Manifesto madri della patriaVi ricordate lo spot della Calzedonia che nel 2009 richiamava le sorelle d'Italia ad una comunione fatta di gambaletti e autoreggenti? Il contestato spot, pur non piacendomi affatto per i suoi contenuti, non poteva però fare più danni di quello che fa la spugna che sistematicamente viene passata sul ruolo delle donne nella storia.

In occasione dei 150 dell'unità d'Italia c'è chi, a prescindere dalle polemiche, ha deciso di ricordare le donne che furono presenti e attive per portare a termine un progetto, un sogno in cui credevano, come ad esempio Colomba Antonietti, che seguì suo marito di barricata in barricata, malgrado in molti cercassero di farla desistere dall'impresa.

Come Luisa Battistotti Sassi, che partecipò alle famose 5 giornate di Milano del 1848. Cito dal sito Graphe, che ospita un articolo di Silvana Sonno:

Durante i combattimenti un peso determinante ebbe la componente femminile, costituita da una costellazione di donne di ogni classe sociale, che parteciparono – sia pure in modo diverso – a preparare, incitare, sostenere la lotta. Lo stesso Radetzky rimase impressionato dalla presenza delle donne e dal ruolo attivo che esercitarono nei giorni della rivolta [...]

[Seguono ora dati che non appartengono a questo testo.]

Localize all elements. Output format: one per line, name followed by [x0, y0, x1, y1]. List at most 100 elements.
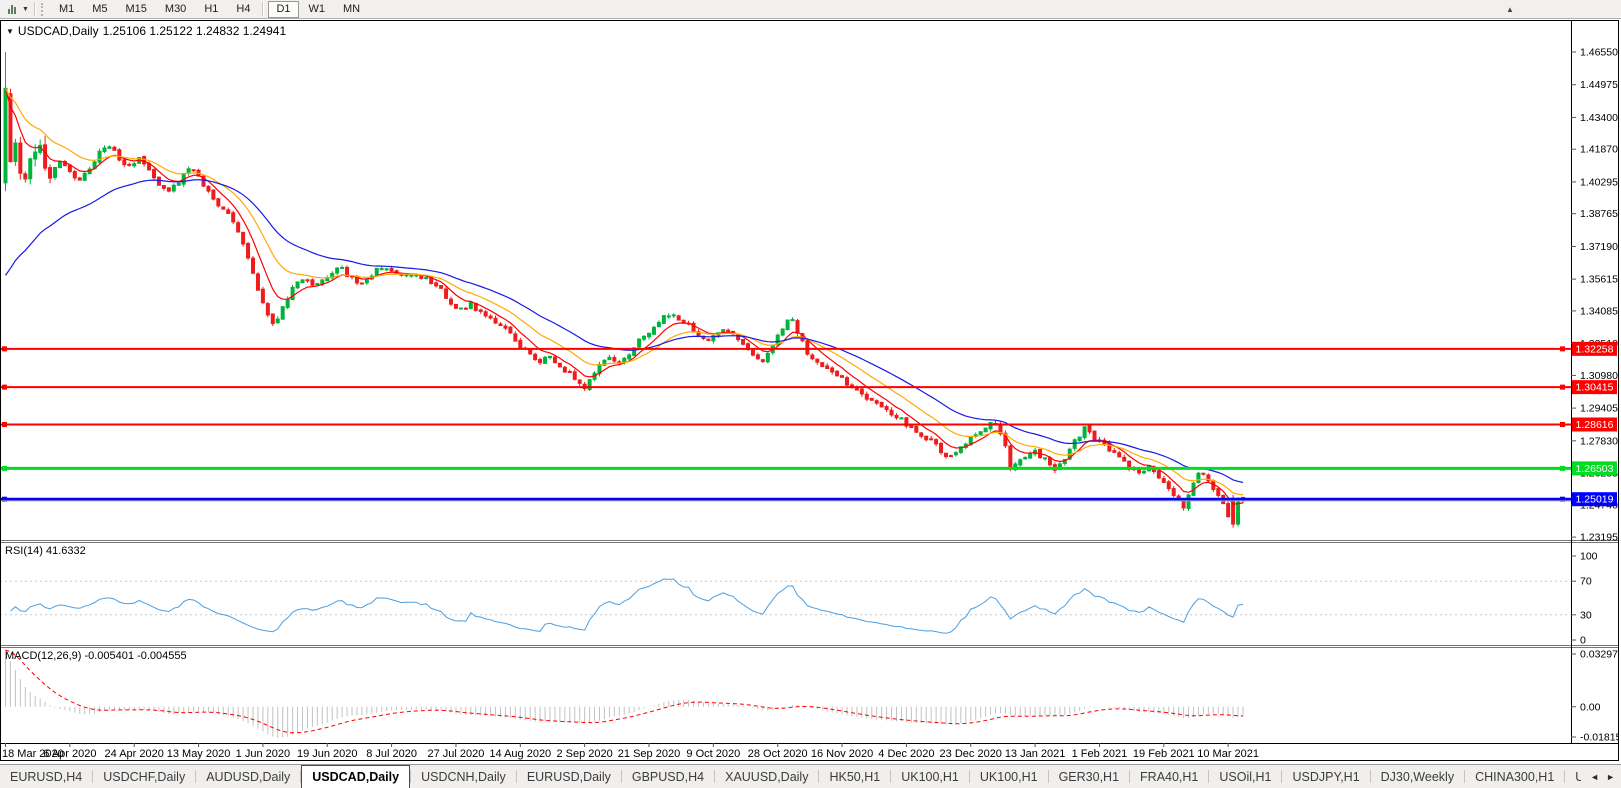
line-anchor-marker[interactable]	[1560, 385, 1565, 390]
candle	[1024, 457, 1027, 459]
symbol-tab-usdchf-daily[interactable]: USDCHF,Daily	[93, 765, 195, 788]
rsi-axis-label: 30	[1580, 609, 1592, 621]
candle	[435, 283, 438, 286]
symbol-tab-china300-h1[interactable]: CHINA300,H1	[1465, 765, 1564, 788]
symbol-tab-uk100-h1[interactable]: UK100,H1	[891, 765, 969, 788]
candle	[756, 355, 759, 359]
chart-canvas[interactable]: RSI(14) 41.6332MACD(12,26,9) -0.005401 -…	[0, 20, 1619, 761]
symbol-tab-dj30-weekly[interactable]: DJ30,Weekly	[1371, 765, 1464, 788]
candle	[306, 280, 309, 281]
candle	[247, 244, 250, 258]
time-axis[interactable]: 18 Mar 20206 Apr 202024 Apr 202013 May 2…	[2, 743, 1259, 760]
timeframe-button-m5[interactable]: M5	[84, 1, 115, 18]
ma-line-mid	[6, 88, 1244, 495]
tab-scroll-left-icon[interactable]: ◄	[1590, 772, 1599, 782]
tab-scroll-buttons: ◄ ►	[1581, 766, 1621, 788]
candle	[935, 440, 938, 444]
candle	[217, 199, 220, 206]
line-anchor-marker[interactable]	[1560, 422, 1565, 427]
candle	[420, 276, 423, 279]
symbol-tab-eurusd-daily[interactable]: EURUSD,Daily	[517, 765, 621, 788]
price-axis[interactable]: 1.465501.449751.434001.418701.402951.387…	[1571, 47, 1619, 744]
candle	[979, 432, 982, 435]
timeframe-button-w1[interactable]: W1	[301, 1, 334, 18]
candle	[885, 407, 888, 410]
line-anchor-marker[interactable]	[1560, 346, 1565, 351]
candle	[4, 88, 7, 183]
x-axis-label: 28 Oct 2020	[748, 748, 808, 760]
x-axis-label: 14 Aug 2020	[489, 748, 551, 760]
candle	[207, 186, 210, 191]
collapse-caret-icon[interactable]: ▼	[6, 27, 14, 36]
macd-panel: MACD(12,26,9) -0.005401 -0.004555	[5, 650, 1243, 738]
panel-frame	[0, 20, 1619, 761]
timeframe-button-m1[interactable]: M1	[51, 1, 82, 18]
rsi-axis-label: 100	[1580, 551, 1598, 563]
candle	[1019, 460, 1022, 465]
candle	[766, 353, 769, 361]
chevron-down-icon[interactable]: ▼	[22, 6, 29, 13]
line-anchor-marker[interactable]	[2, 422, 7, 427]
line-anchor-marker[interactable]	[2, 466, 7, 471]
timeframe-button-d1[interactable]: D1	[268, 1, 298, 18]
candle	[816, 359, 819, 362]
candle	[514, 334, 517, 341]
candle	[489, 316, 492, 318]
candle	[667, 316, 670, 317]
timeframe-button-m30[interactable]: M30	[157, 1, 194, 18]
symbol-tab-usdcnh-daily[interactable]: USDCNH,Daily	[411, 765, 516, 788]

Mi chiedo come siamo messe noi donne di oggi, per cosa combattiamo, oltre che per la a volte pesante quotidianità, intendo. Mi chiedo quante volte ci auto escludiamo. Quante non pensiamo di avere la forza o la competenza necessaria per determinare un cambiamento. Che ne dite: potrebbe essere internet la nostra nuova frontiera?